Jim Hoorman, Mercer County OSU Extension educator, is leaving to take a full-time ag educator position with the Putnam County Extension office, effective Sept. 1.
Hoorman said he took the new post because state funds for his position in Mercer County ran out July 1.
He was hired in August 2009 to work 50 percent in Mercer County, mostly encouraging lake watershed farmers to plant winter cover crops, and 50 percent for Extension on state, regional and national projects. He said he wasn't looking to leave until he learned funding for his job would run out.
Extension is funded by federal, state and county funds. Mercer County Commissioners continue to fund the local office at a reduced level.
Extension offices must receive local government funding to receive state and federal funding, Barb Phares, Extension educator for 4-H Youth Development in Mercer County, said for an earlier story. Some counties have stopped funding Extension offices, which then were closed. Many offices have reduced hours and cut staff due to budget cuts.
Hoorman, a Putnam County native who now lives in Hancock County, said Putnam County Commissioners fund a full-time ag educator position. Extension is not a service counties are mandated to fund.
"They have decided there that ag is important and they want to have it funded 100 percent," Hoorman said. "But they also have more industry there that produces more tax funds so they can pay for more programming."
The last time Mercer County employed a full-time ag Extension educator was in 2009.
Hoorman was hired primarily to encourage watershed farmers to plant winter cover crops and promote good manure management practices that reduce phosphorous runoff into the lake, which has suffered toxic blue-green algae blooms the last four summers. The algae is fed largely by phosphorous that runs off mostly farmland in the livestock rich watershed.
Hoorman said he believes cover crops should continue to be promoted in the watershed.
The crops are planted after cash crops are harvested. Cover crops reduce soil erosion, nutrient runoff and soil compaction and tie up nutrients for use by spring planted crops. They also give farmers a place to spread their manure. Most of the phosphorous that runs off into the lake does so in fall and spring when manure is spread on bare ground after harvest, studies have shown.
Hoorman said Extension intends to replace him with a half-time extension educator.
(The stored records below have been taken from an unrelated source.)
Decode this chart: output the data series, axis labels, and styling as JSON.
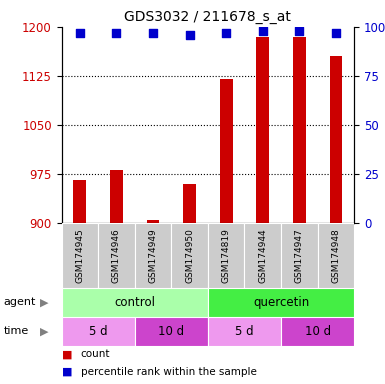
{
  "title": "GDS3032 / 211678_s_at",
  "samples": [
    "GSM174945",
    "GSM174946",
    "GSM174949",
    "GSM174950",
    "GSM174819",
    "GSM174944",
    "GSM174947",
    "GSM174948"
  ],
  "counts": [
    965,
    980,
    904,
    960,
    1120,
    1185,
    1185,
    1155
  ],
  "percentiles": [
    97,
    97,
    97,
    96,
    97,
    98,
    98,
    97
  ],
  "ylim_left": [
    900,
    1200
  ],
  "ylim_right": [
    0,
    100
  ],
  "yticks_left": [
    900,
    975,
    1050,
    1125,
    1200
  ],
  "yticks_right": [
    0,
    25,
    50,
    75,
    100
  ],
  "bar_color": "#cc0000",
  "dot_color": "#0000cc",
  "grid_color": "#000000",
  "agent_control_color": "#aaffaa",
  "agent_quercetin_color": "#44ee44",
  "time_5d_color": "#ee99ee",
  "time_10d_color": "#cc44cc",
  "sample_bg_color": "#cccccc",
  "agent_label": "agent",
  "time_label": "time",
  "control_label": "control",
  "quercetin_label": "quercetin",
  "legend_count_label": "count",
  "legend_pct_label": "percentile rank within the sample",
  "dot_size": 35,
  "bar_width": 0.35
}
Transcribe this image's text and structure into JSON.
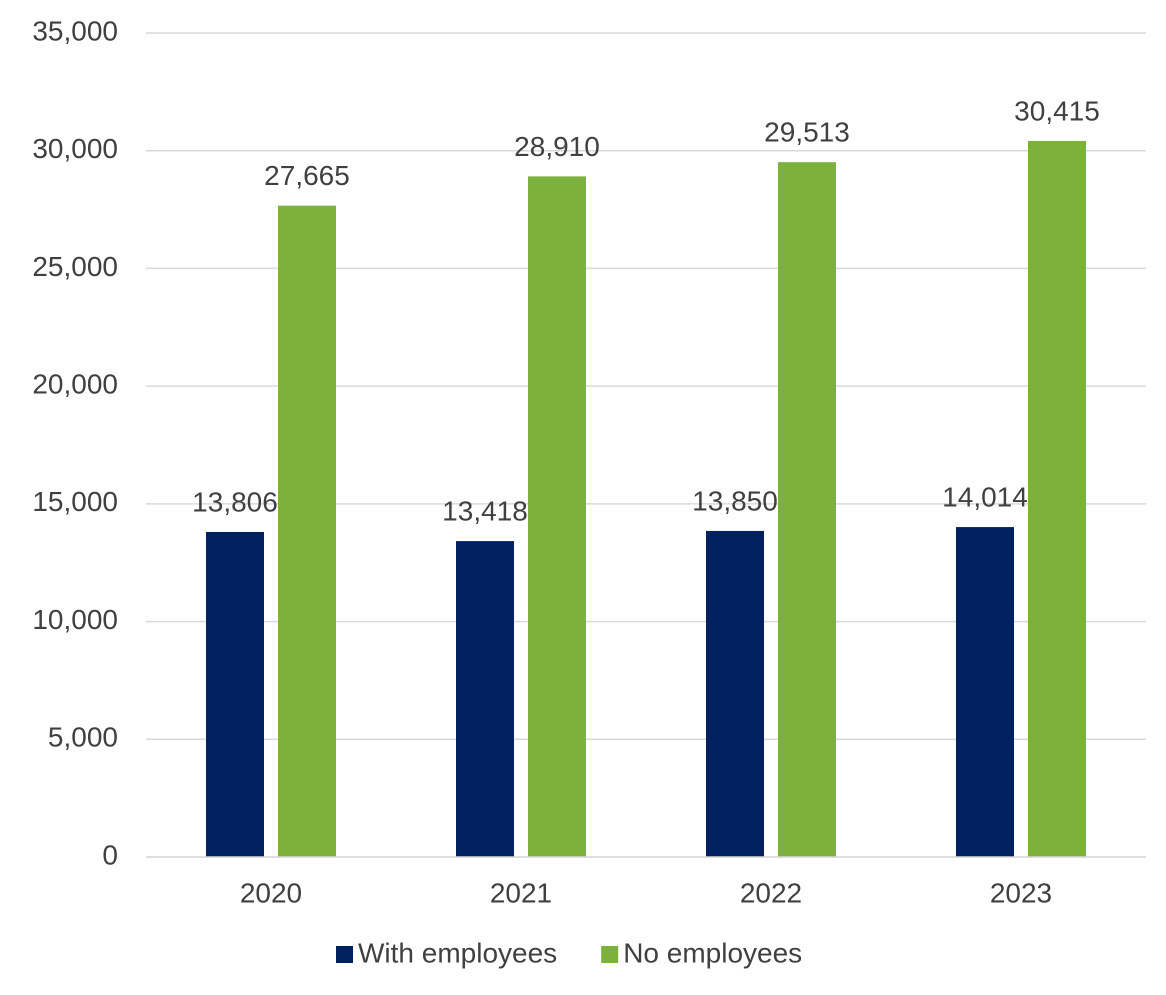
{
  "chart_data": {
    "type": "bar",
    "categories": [
      "2020",
      "2021",
      "2022",
      "2023"
    ],
    "series": [
      {
        "name": "With employees",
        "color": "#002060",
        "values": [
          13806,
          13418,
          13850,
          14014
        ],
        "value_labels": [
          "13,806",
          "13,418",
          "13,850",
          "14,014"
        ]
      },
      {
        "name": "No employees",
        "color": "#7cb23b",
        "values": [
          27665,
          28910,
          29513,
          30415
        ],
        "value_labels": [
          "27,665",
          "28,910",
          "29,513",
          "30,415"
        ]
      }
    ],
    "ylim": [
      0,
      35000
    ],
    "yticks": [
      0,
      {
        "value": 5000,
        "label": "5,000"
      },
      {
        "value": 10000,
        "label": "10,000"
      },
      {
        "value": 15000,
        "label": "15,000"
      },
      {
        "value": 20000,
        "label": "20,000"
      },
      {
        "value": 25000,
        "label": "25,000"
      },
      {
        "value": 30000,
        "label": "30,000"
      },
      {
        "value": 35000,
        "label": "35,000"
      }
    ],
    "grid": true,
    "legend": "bottom"
  }
}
"It's going to be up to commissioners whether it's going to be a full-time position," he said.
Hoorman will continue to participate in various pilot projects ongoing in the lake watershed.
Hoorman has master's degrees in business and agricultural economics and a bachelor's degree in animal science. He currently is working on his doctorate in environmental sciences, studying the use of cover crops to recycle soil nutrients (nitrogen and phosphorous) and soil compaction.
Hoorman is at the forefront of studies on the agricultural and environmental benefits of using winter cover crops. He routinely speaks on the topic in Ohio and throughout the country.
He said he will miss working with the farmers and fellow Extension and ag staff in the "vibrant" agricultural county.
"I will really miss working with Bro. Nick Renner; we have been very closely aligned," Hoorman said. "He taught me a lot going around and introduced me to a lot of farmers I would not have ever met."
Renner was hired by Extension a year ago as an independent consultant to assist Hoorman. The funds for Renner's position were raised through local donations. There is enough money left to pay Renner through January or March, Hoorman said.
The Mercer County Extension also offers many non-ag programs on diabetic education and cooking, pain management and nutrition for senior citizens, baby-sitting, Head Start nutrition education, preschool vision screening, life skills training for juvenile offenders and various educational programs at local schools.
The local office this week announced that effective immediately it will discontinue Friday office hours in response to extremely tight operating budgets.
Phares, who is working at the Mercer County Fair this week, could not be reached for comment Friday.